10. GUARANTEE & LIABILITY

(a) Save as provided in this Condition 10 and except that this Condition 10 may be rendered void or unenforceable under any enactment, no term or condition is made or to be implied as to the quality (satisfactory or otherwise) or fitness of goods supplied or that they will be suitable for any particular purpose or for use under any specific conditions which may be known or made known to Promat and accordingly there are excluded all conditions or warranties expressed or implied by statue, common law trade usage or otherwise and Promat shall be under no liability to the Customer for any loss, damage or injury or expense arising from a defect in the goods or from any cause whatsoever relating to the goods.

(b) Promat shall not, notwithstanding any other provision of these Conditions, under any circumstances be liable in contract, tort (including negligence or breach of statutory duty), statue or otherwise for any indirect or consequential loss or damage of any kind or for any increased costs or expenses or loss of profit, business, contract, revenues or savings.

(c) The Customer shall inspect all goods immediately upon delivery and in the event that the Customer alleges that the quantity of goods delivered does not correspond with the quantity stated in the delivery note or that such goods are defective he shall within three days of delivery give to Promat notice in writing specifying the particular of his complaint. In the event of failing to give such notice as aforesaid, Promat shall have no liability in respect of any alleged non delivery of goods or defects therein which should have been apparent on a reasonable visual inspection at the time of delivery.

11. FORCE MAJEURE

Promat may cancel any contract without prejudice to any of the rights and remedies it may have and without any liability whatsoever if prevented from performing it, owing to any cause whatsoever beyond Promat’s reasonable control.

12. MISCELLANEOUS

(a) Time shall be of the essence of the contract.

(b) Any notice to be given Promat or the Customer shall be sufficiently given if posted by first class letter post or delivered by hand to the other at the address set out in the contract. Every notice shall be deemed to have been received and given either forty-eight hours after posting or at the time of the delivery.

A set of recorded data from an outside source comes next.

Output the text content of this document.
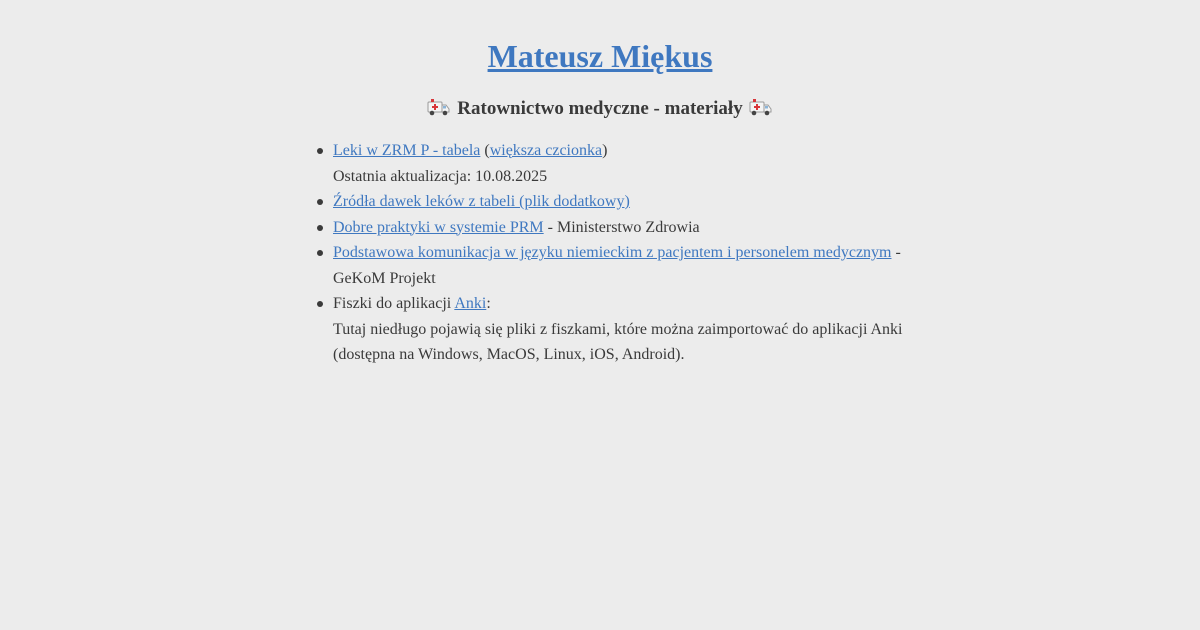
Mateusz Miękus
Ratownictwo medyczne - materiały
Leki w ZRM P - tabela (większa czcionka)
Ostatnia aktualizacja: 10.08.2025
Źródła dawek leków z tabeli (plik dodatkowy)
Dobre praktyki w systemie PRM - Ministerstwo Zdrowia
Podstawowa komunikacja w języku niemieckim z pacjentem i personelem medycznym - GeKoM Projekt
Fiszki do aplikacji Anki:
Tutaj niedługo pojawią się pliki z fiszkami, które można zaimportować do aplikacji Anki (dostępna na Windows, MacOS, Linux, iOS, Android).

(c) Promat shall be at liberty to enter into sub-contracts with third parties or to assign the contract for the purpose of discharging its obligations under the contract.

(d) No waiver by Promat by any breach of the contract by the Customer shall be considered as a waiver of any subsequent breach of the same or any other provision.

(e) The contract and these Conditions are governed by Hong Kong Law and any dispute arising in relation to the goods supplied or the terms of the contract shall be determined by the Hong Kong Courts to whose jurisdiction and decision Promat and the Customer submit.

NOTE: SPECIFIC TERMS & CONDITIONS SHOULD BE OBTAINED FROM THE RESPECTIVE COUNTRY OFFICES.